If people with more power or status don’t do the hard things — tell their own boss the truth about problems, take prudent risks to defend and promote others, or put their foot down when they know something is wrong — the message is all too clear: “Courage may be given lip service, but it isn’t actually expected or rewarded around here.” It won’t matter if leaders say they want others to be courageous because, as Ralph Waldo Emerson once wrote, what they do will speak so loudly that no one will hear them.
Facing Risk in the Workplace
Take the issue of inclusion: the tall task of ensuring that all members in an organization feel like they are truly and equally welcomed — that they belong, are safe and can expect to be treated equitably and with respect. Just about every leader I meet today says that he or she supports this notion and expects people in the organization to behave inclusively. Yet, when I run simulations in which trained actors level microaggressions at each other during a 10- to 15-minute experience, most of the participants (who come from all types of organizations and industries) don’t respond. When we debrief, and I ask why they stayed silent, the most common response — by far — is, “Because confronting it would have been ugly and probably derailed the meeting.”
Remember, this is a simulation with actors the participants had never met. If they believe that pushing back against the microaggressions was risky and would go poorly, they brought that belief to the situation from their own experiences. This response suggests that they haven’t seen microaggressions routinely called out by their own leaders. It means that rather than seeing their leaders respond with gratitude and remorse when taught to see their inadvertent microaggressions, they mostly don’t. It means they’ve learned it’s not safe to address microaggressions.

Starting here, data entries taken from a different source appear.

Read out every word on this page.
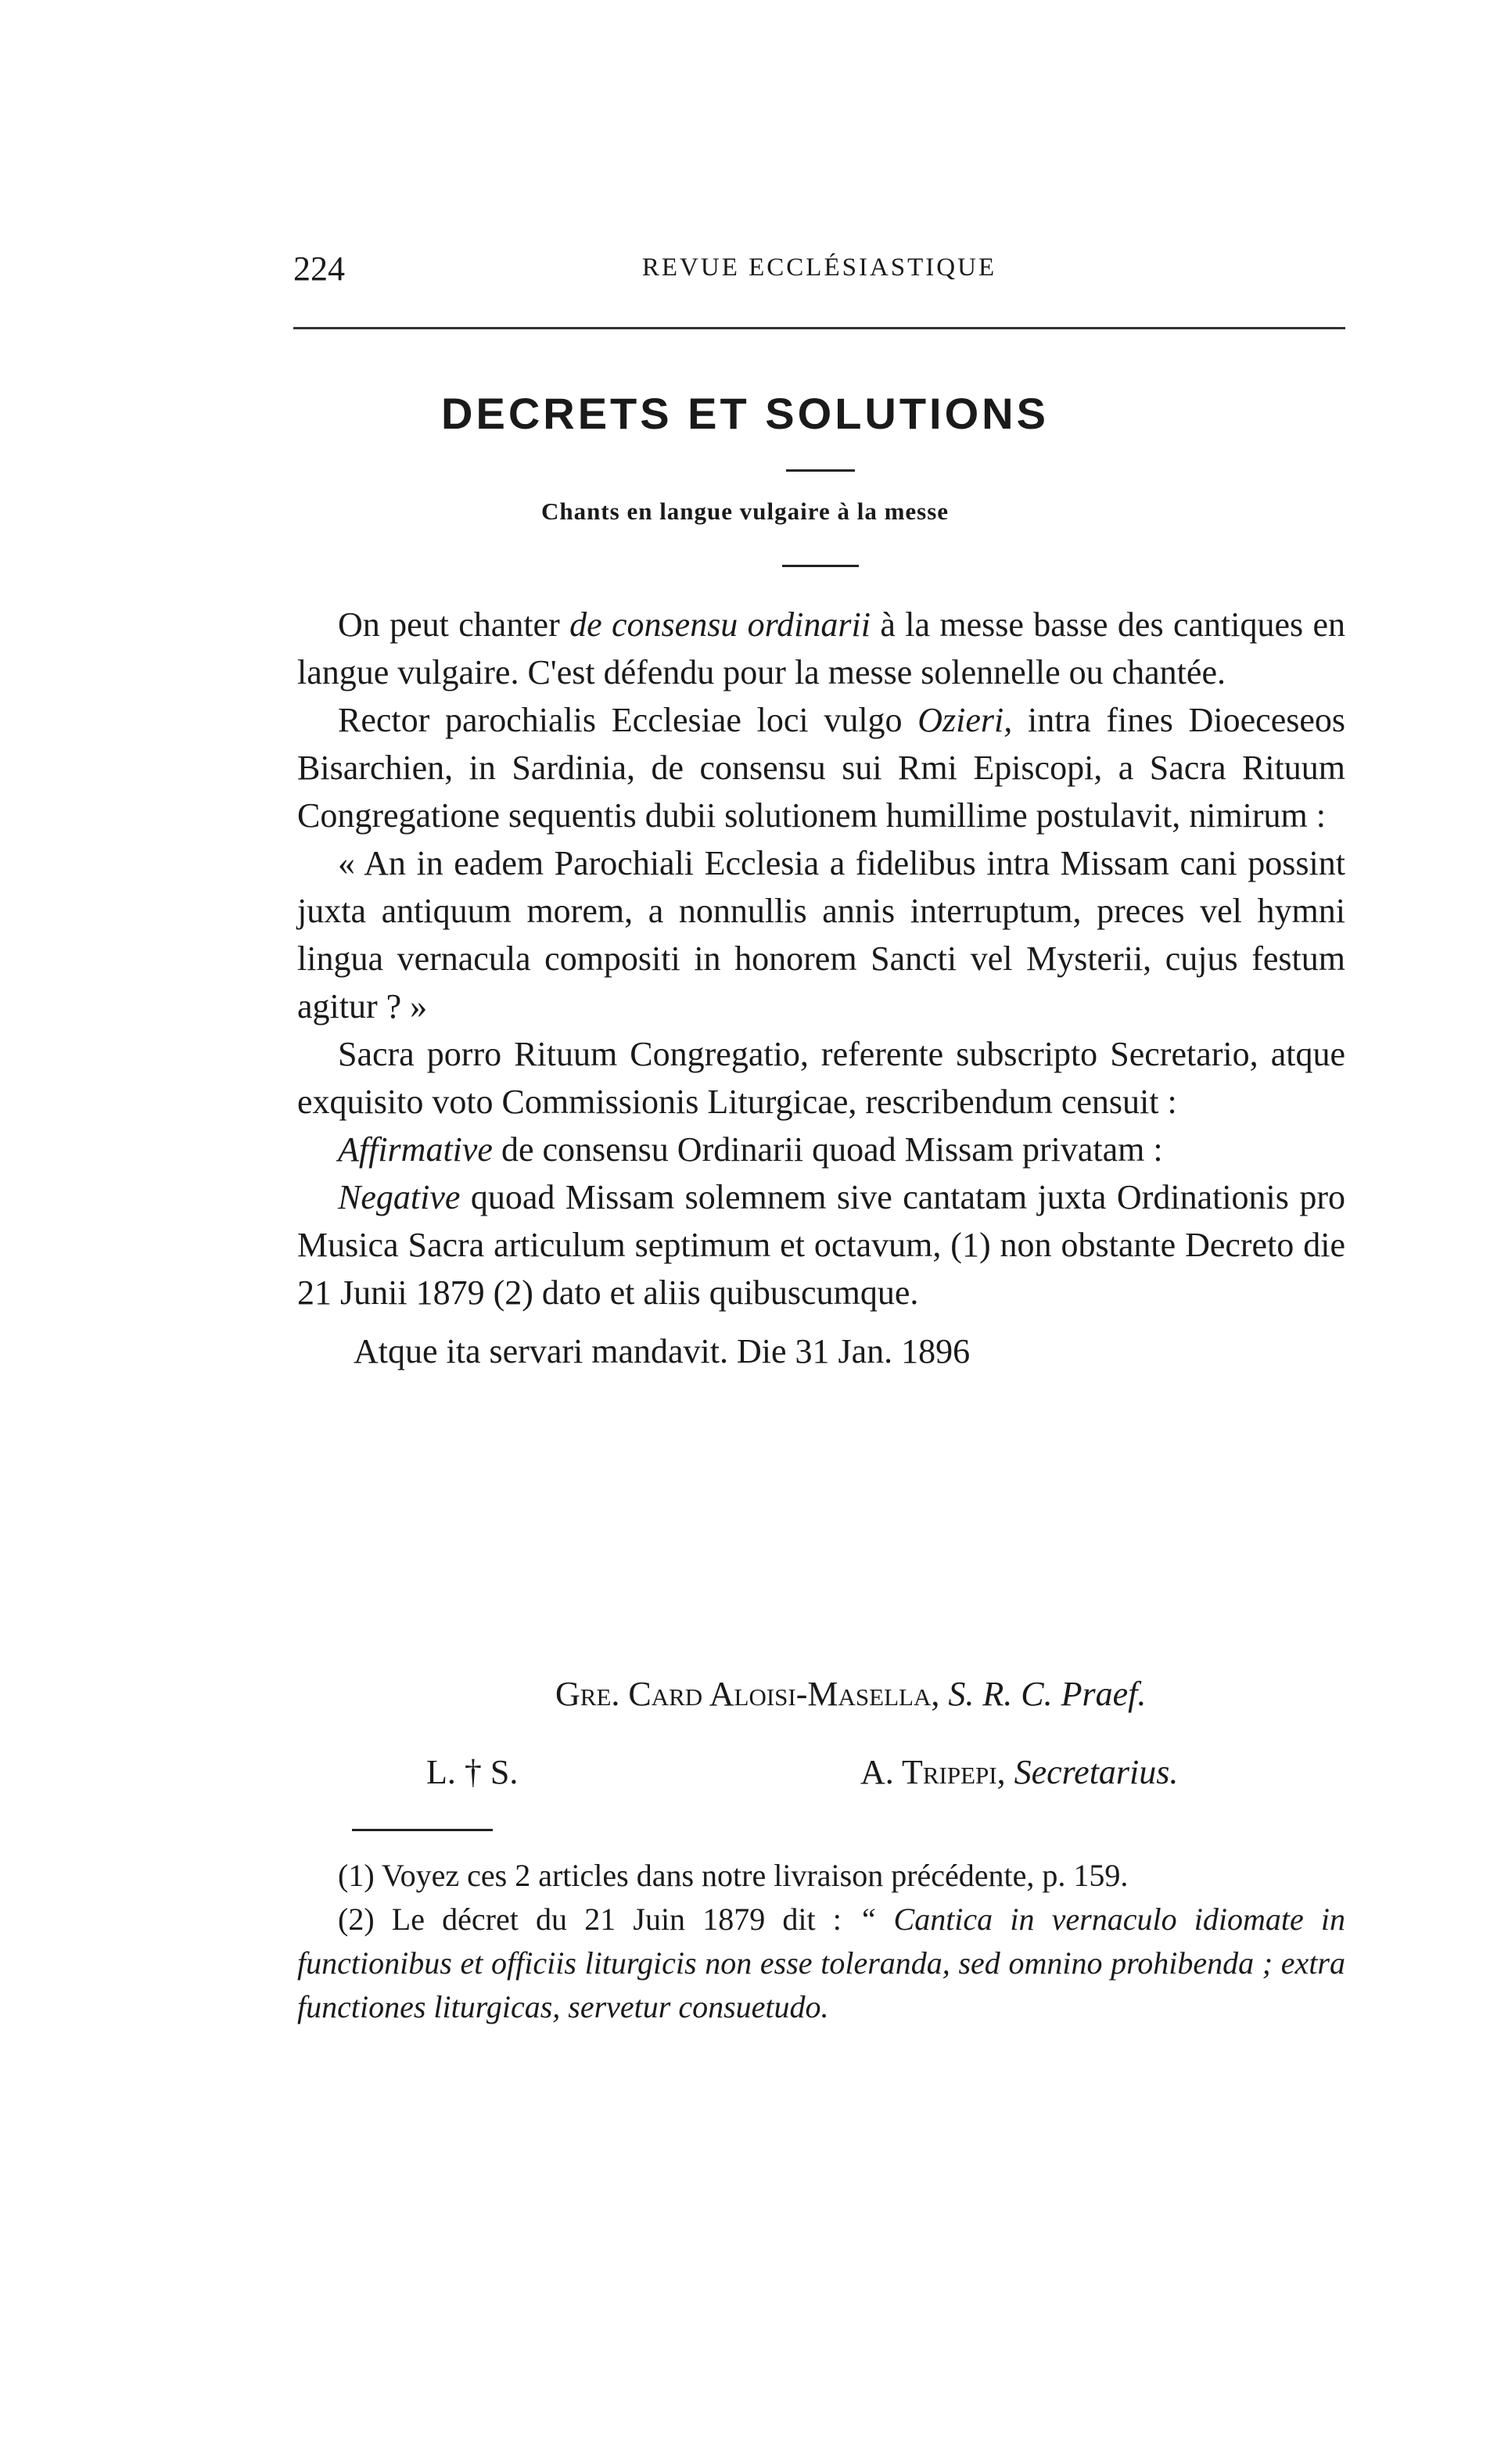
224	REVUE ECCLÉSIASTIQUE
DECRETS ET SOLUTIONS
Chants en langue vulgaire à la messe

On peut chanter de consensu ordinarii à la messe basse des cantiques en langue vulgaire. C'est défendu pour la messe solennelle ou chantée.

Rector parochialis Ecclesiae loci vulgo Ozieri, intra fines Dioeceseos Bisarchien, in Sardinia, de consensu sui Rmi Episcopi, a Sacra Rituum Congregatione sequentis dubii solutionem humillime postulavit, nimirum :

« An in eadem Parochiali Ecclesia a fidelibus intra Missam cani possint juxta antiquum morem, a nonnullis annis interruptum, preces vel hymni lingua vernacula compositi in honorem Sancti vel Mysterii, cujus festum agitur ? »

Sacra porro Rituum Congregatio, referente subscripto Secretario, atque exquisito voto Commissionis Liturgicae, rescribendum censuit :

Affirmative de consensu Ordinarii quoad Missam privatam :

Negative quoad Missam solemnem sive cantatam juxta Ordinationis pro Musica Sacra articulum septimum et octavum, (1) non obstante Decreto die 21 Junii 1879 (2) dato et aliis quibuscumque.

Atque ita servari mandavit. Die 31 Jan. 1896

Gre. Card Aloisi-Masella, S. R. C. Praef.
L. † S.	A. Tripepi, Secretarius.

(1) Voyez ces 2 articles dans notre livraison précédente, p. 159.

(2) Le décret du 21 Juin 1879 dit : “ Cantica in vernaculo idiomate in functionibus et officiis liturgicis non esse toleranda, sed omnino prohibenda ; extra functiones liturgicas, servetur consuetudo.
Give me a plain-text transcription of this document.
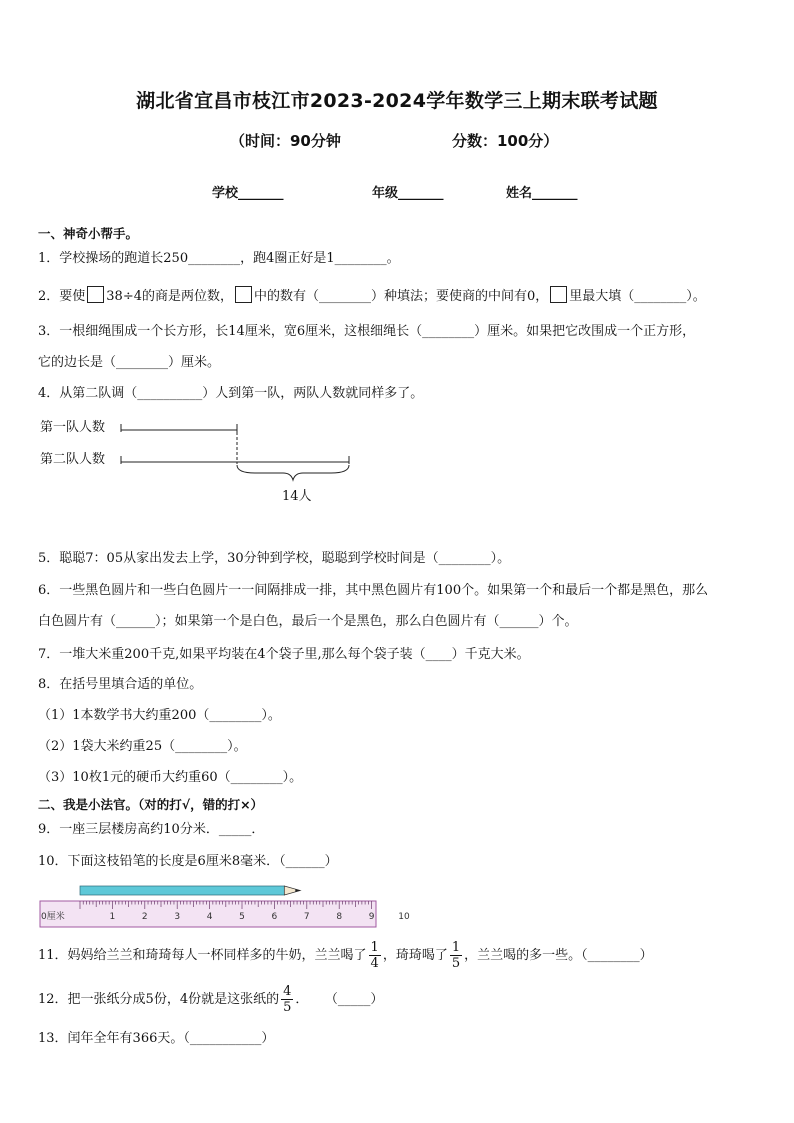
湖北省宜昌市枝江市2023-2024学年数学三上期末联考试题
（时间：90分钟	分数：100分）
学校_______	年级_______	姓名_______
一、神奇小帮手。
1．学校操场的跑道长250________，跑4圈正好是1________。
2．要使 38÷4的商是两位数， 中的数有（________）种填法；要使商的中间有0， 里最大填（________）。
3．一根细绳围成一个长方形，长14厘米，宽6厘米，这根细绳长（________）厘米。如果把它改围成一个正方形，
它的边长是（________）厘米。
4．从第二队调（__________）人到第一队，两队人数就同样多了。
第一队人数
第二队人数
14人
5．聪聪7：05从家出发去上学，30分钟到学校，聪聪到学校时间是（________）。
6．一些黑色圆片和一些白色圆片一一间隔排成一排，其中黑色圆片有100个。如果第一个和最后一个都是黑色，那么
白色圆片有（______）；如果第一个是白色，最后一个是黑色，那么白色圆片有（______）个。
7．一堆大米重200千克,如果平均装在4个袋子里,那么每个袋子装（____）千克大米。
8．在括号里填合适的单位。
（1）1本数学书大约重200（________）。
（2）1袋大米约重25（________）。
（3）10枚1元的硬币大约重60（________）。
二、我是小法官。（对的打√，错的打×）
9．一座三层楼房高约10分米．_____．
10．下面这枝铅笔的长度是6厘米8毫米．（______）
0厘米	1	2	3	4	5	6	7	8	9	10
11．妈妈给兰兰和琦琦每人一杯同样多的牛奶，兰兰喝了 $\frac{1}{4}$ ，琦琦喝了 $\frac{1}{5}$ ，兰兰喝的多一些。（________）
12．把一张纸分成5份，4份就是这张纸的 $\frac{4}{5}$ ．    （_____）
13．闰年全年有366天。（___________）
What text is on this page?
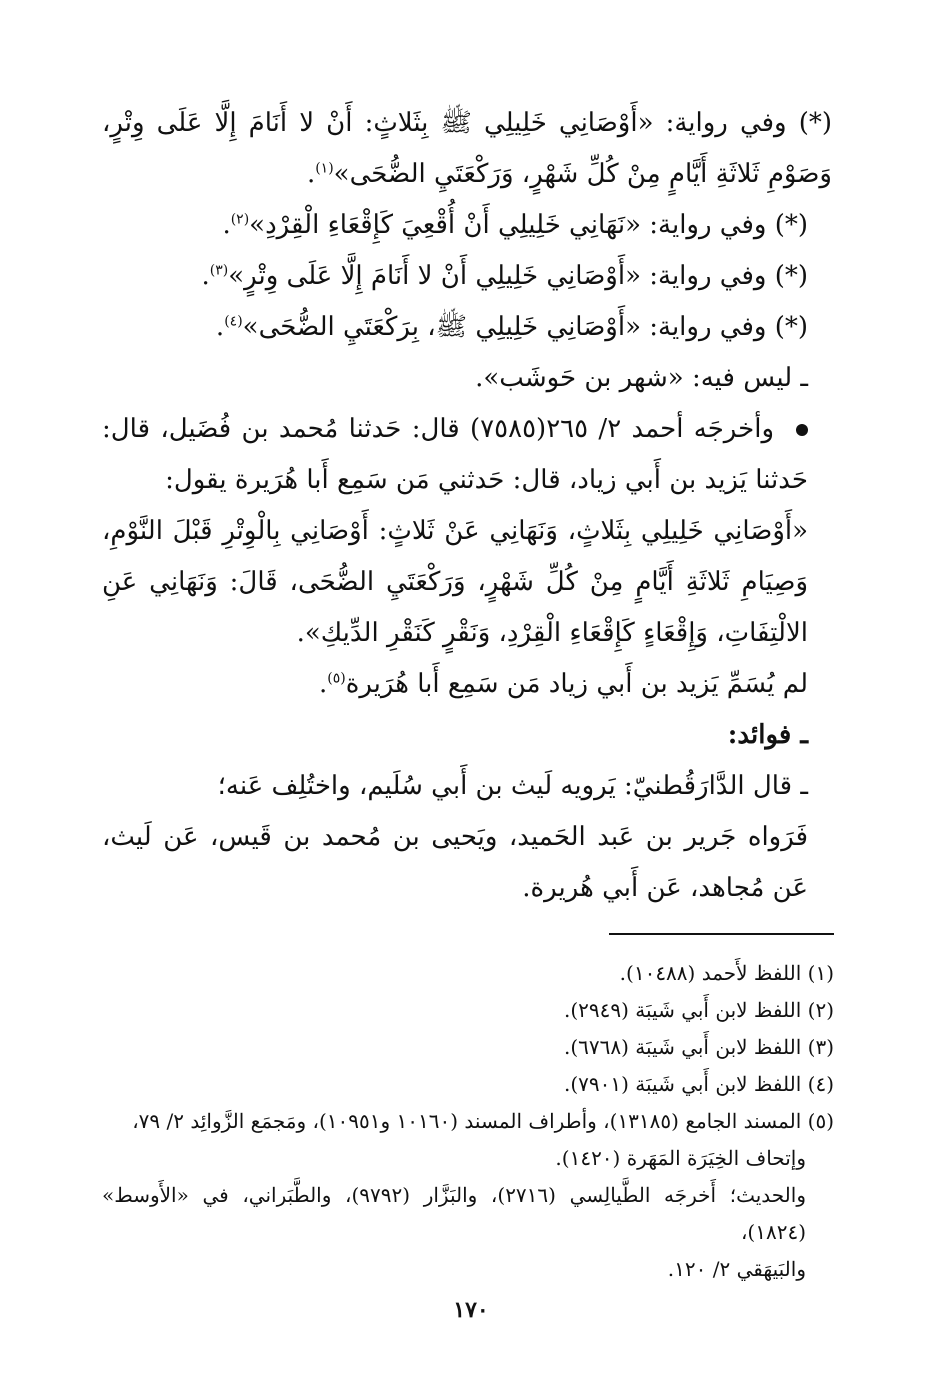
(*) وفي رواية: «أَوْصَانِي خَلِيلِي ﷺ بِثَلاثٍ: أَنْ لا أَنَامَ إِلَّا عَلَى وِتْرٍ، وَصَوْمِ ثَلاثَةِ أَيَّامٍ مِنْ كُلِّ شَهْرٍ، وَرَكْعَتَيِ الضُّحَى»$^{(١)}$.

(*) وفي رواية: «نَهَانِي خَلِيلِي أَنْ أُقْعِيَ كَإِقْعَاءِ الْقِرْدِ»$^{(٢)}$.

(*) وفي رواية: «أَوْصَانِي خَلِيلِي أَنْ لا أَنَامَ إِلَّا عَلَى وِتْرٍ»$^{(٣)}$.

(*) وفي رواية: «أَوْصَانِي خَلِيلِي ﷺ، بِرَكْعَتَيِ الضُّحَى»$^{(٤)}$.

ـ ليس فيه: «شهر بن حَوشَب».

وأخرجَه أحمد ٢/ ٢٦٥(٧٥٨٥) قال: حَدثنا مُحمد بن فُضَيل، قال: حَدثنا يَزيد بن أَبي زياد، قال: حَدثني مَن سَمِع أَبا هُرَيرة يقول:

«أَوْصَانِي خَلِيلِي بِثَلاثٍ، وَنَهَانِي عَنْ ثَلاثٍ: أَوْصَانِي بِالْوِتْرِ قَبْلَ النَّوْمِ، وَصِيَامِ ثَلاثَةِ أَيَّامٍ مِنْ كُلِّ شَهْرٍ، وَرَكْعَتَيِ الضُّحَى، قَالَ: وَنَهَانِي عَنِ الالْتِفَاتِ، وَإِقْعَاءٍ كَإِقْعَاءِ الْقِرْدِ، وَنَقْرٍ كَنَقْرِ الدِّيكِ».

لم يُسَمِّ يَزيد بن أَبي زياد مَن سَمِع أَبا هُرَيرة$^{(٥)}$.

ـ فوائد:

ـ قال الدَّارَقُطنيّ: يَرويه لَيث بن أَبي سُلَيم، واختُلِف عَنه؛

فَرَواه جَرير بن عَبد الحَميد، ويَحيى بن مُحمد بن قَيس، عَن لَيث، عَن مُجاهد، عَن أَبي هُريرة.

(١) اللفظ لأَحمد (١٠٤٨٨).

(٢) اللفظ لابن أَبي شَيبَة (٢٩٤٩).

(٣) اللفظ لابن أَبي شَيبَة (٦٧٦٨).

(٤) اللفظ لابن أَبي شَيبَة (٧٩٠١).

(٥) المسند الجامع (١٣١٨٥)، وأطراف المسند (١٠١٦٠ و١٠٩٥١)، ومَجمَع الزَّوائِد ٢/ ٧٩،

وإتحاف الخِيَرَة المَهَرة (١٤٢٠).

والحديث؛ أَخرجَه الطَّيالِسي (٢٧١٦)، والبَزَّار (٩٧٩٢)، والطَّبَراني، في «الأَوسط» (١٨٢٤)،

والبَيهَقي ٢/ ١٢٠.

١٧٠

And so, it means that the naming and productive handling of microaggressions when they occur — something that’s important to having an inclusive workplace — continues to feel too risky and, thus, happens too infrequently. This situation won’t be changed by encouraging others to accept more risk just because inclusivity is now a key objective. It will be changed by leaders who are courageous enough to change themselves before asking others to, by leaders who routinely model, recognize and reward the behavior they want to see, and by leaders who hold themselves, above all others, accountable.